N - in a rush smiley - run


Rusty penny

Post 17

Pinniped


I was thinking 1907 to 2007, yes. I was also thinking of isolated letters to the occupant as an absent presence, rather than an exchange.

The challenge is to convey a resolution to the ongoing stories through single letters, but I think it could be done. We could weave interconnections.

We should indeed decide on the recipient(s) together, but write the letters independently. The first decision might be whether it's a single family or are we making the house itself the common thread? With a single family, it now occurs to me that the family would probably need to be either rural or well-off for a house to be plausibly passed down. But my idle thoughts were of a working-class family in a terrace house. I thought about Cardiff, too, and checked to see if it was bombed in WW2, because there's an almost must-have letter there.

And I found this : http://www.bbc.co.uk/ww2peopleswar/stories/22/a3023722.shtml
Not exactly the style I had in mind, but nonetheless making me even more sure that this would be an interesting one to do.


Rusty penny

Post 18

nadia

That all sounds good. This area got quite a bit of bombing, more than you might expect based on population density. The house opposite my mother's was destroyed, that's in Barry which got hit regularly because of the docks. Llantwit Major, where lizardy grew up and we live now got hit a few times, notably the back end of the church was levelled and never rebuilt. Hits around the Llantwit area probably occured because of the proximity to RAF St Athan. If you wanted to go rural Llantwit would serve admirably. Setting it in this area would certainly make research easy for me. smiley - biggrin

I prefer the idea of the house being the link. But there is no reason we couldn't mix and match, we could have different generations of the same family in the house at the beginning and the end but unconnected families in between. Or are my leanings towards symmetry getting the better of me?

Besides the war and bombings were there any other big events you particularly wanted to cover? Since this is taking shape so firmly we should give some tohught to what we each want to cover. Did you want to place any restrictions on who the letter writers should be?
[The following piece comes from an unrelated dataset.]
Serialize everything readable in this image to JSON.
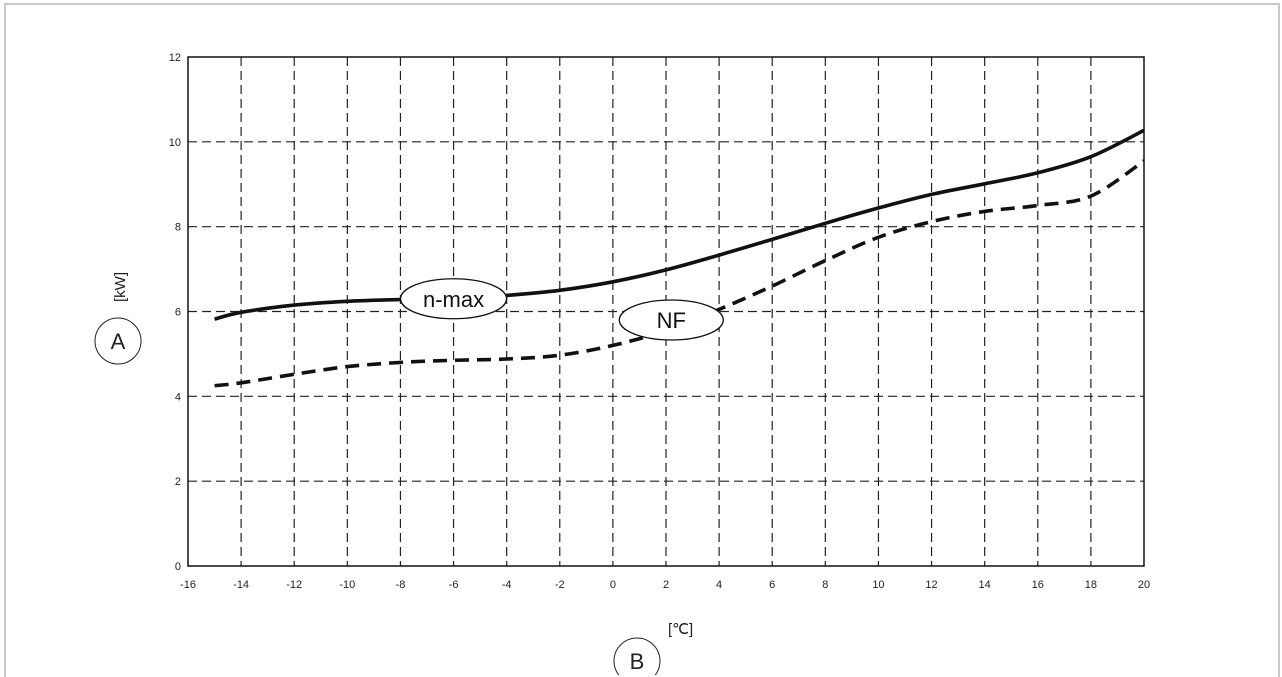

Again, too pressed for time to say as much as I'd like. Soon though.

N


Rusty penny

Post 19

nadia

Hey there, sorry to be so absent. Much medication upheaval. Are you and yours doing OK? How is the missus' job going now?
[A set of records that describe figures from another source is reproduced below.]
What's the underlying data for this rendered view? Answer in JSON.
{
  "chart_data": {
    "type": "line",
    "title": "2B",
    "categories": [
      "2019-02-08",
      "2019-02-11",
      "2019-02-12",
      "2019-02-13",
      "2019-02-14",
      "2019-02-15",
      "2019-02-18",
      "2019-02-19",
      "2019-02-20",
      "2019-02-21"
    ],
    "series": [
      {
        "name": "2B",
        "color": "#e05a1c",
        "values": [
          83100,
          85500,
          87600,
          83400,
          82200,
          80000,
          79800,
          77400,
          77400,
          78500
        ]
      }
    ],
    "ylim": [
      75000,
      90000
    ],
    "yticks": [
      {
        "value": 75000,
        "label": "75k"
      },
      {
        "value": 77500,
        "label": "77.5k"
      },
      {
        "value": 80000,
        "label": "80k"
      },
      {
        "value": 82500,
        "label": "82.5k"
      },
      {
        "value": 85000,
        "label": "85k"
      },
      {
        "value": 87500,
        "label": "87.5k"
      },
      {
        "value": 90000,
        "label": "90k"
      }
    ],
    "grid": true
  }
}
Thinking about it, I've got it backward. Who the letter writers are might more naturally come from the subject being covered in that letter or sequence of letters. That brings us back to what to cover and where to leave gaps. How firm does the time line need to be before we start writing? Would you rather have it nailed down before we start or leave it flexible and see where the writing takes us? The latter option gives us more room to bounce off of each other. Perhaps since we have an agreed starting point with the war we could write that then decide what to cover next and so on, then fill in any blanks that need covering to string it all together at the end. What think you?


Rusty penny

Post 20

Pinniped


We're good, and I'm without excuses. Our own med-issues are minor with Scrof now clear for coming up two years, though I admit I sometimes lack her faith, and fret about what she's holding in check.

Yes, you're right. We're approaching this backwards. We should just write a letter each, then see what we can build round them. The war might work, but whatever comes into our heads will be just as good really, from whenever in the century.

I'll post when something condenses and show you where I've put it.